Immediately after the Stock Market crashed, a cerain minor segment of the US work force was put out of work.

But not until FDR got into office in 1933 were there record levels of unemployment. This was due to his pouring money into the economy, and also due to the Taft Hartley tariff bills, obstensibly passed to protect the local job market, but actually destructive.


What is wrong with this reframe is obvious if you think about it. Of course the Stock Market crash of 1929 did little to affect job loss numbers immediately. It took a trickle down effect of several years for the decrease in jobs to be noted.

First of all, since the economy had been roaring along, most states were able to provide for their citizens throughout fiscal year 1930. It was only in fiscal year 1931 that layoffs in the state and city governments affected the people all across the nation. School teachers, social workers, accountants, firemen, nurses, police etc all felt a pinch in terms of layoffs and hiring. Those people being laid off led to a further increase in jobs lost.

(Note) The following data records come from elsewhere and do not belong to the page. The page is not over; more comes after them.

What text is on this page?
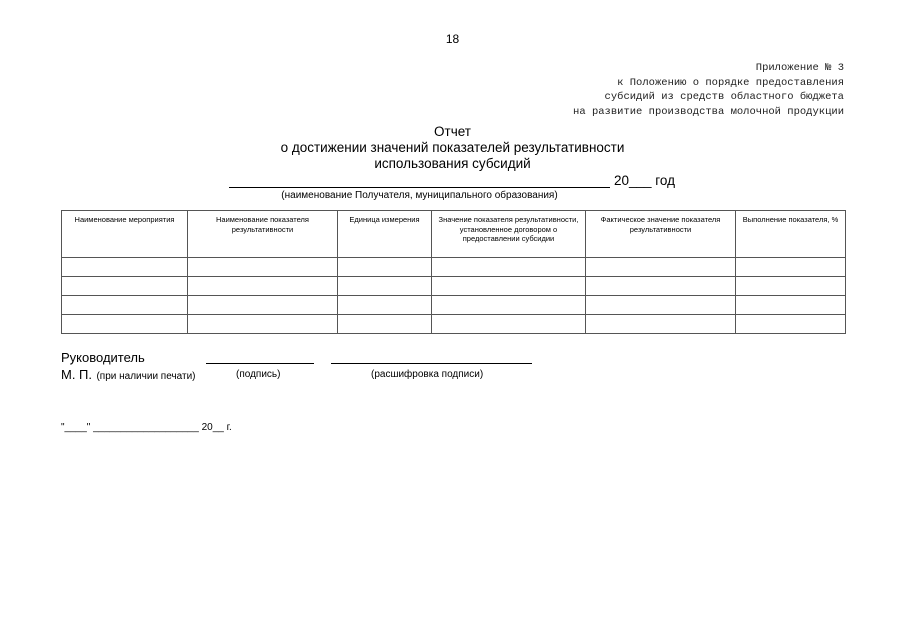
18
Приложение № 3
к Положению о порядке предоставления
субсидий из средств областного бюджета
на развитие производства молочной продукции
Отчет
о достижении значений показателей результативности
использования субсидий
20___ год
(наименование Получателя, муниципального образования)
Наименование мероприятия	Наименование показателя результативности	Единица измерения	Значение показателя результативности, установленное договором о предоставлении субсидии	Фактическое значение показателя результативности	Выполнение показателя, %

Руководитель
М. П. (при наличии печати)	(подпись)	(расшифровка подписи)
"____" ___________________ 20__ г.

I have read several letters to the editor and it does make my blood boil when the discussion says that since the job loss numbers for 1933 were so high, Roosevelt is to blame. But usually, no President has any policy so powerful that his actions can make much of a difference in the first year of their Administration. If job loss numbers were at record highs in 1933, it is activities preceeding Roosevelt that caused the job losses, not his assuming the Presidency in March of that year.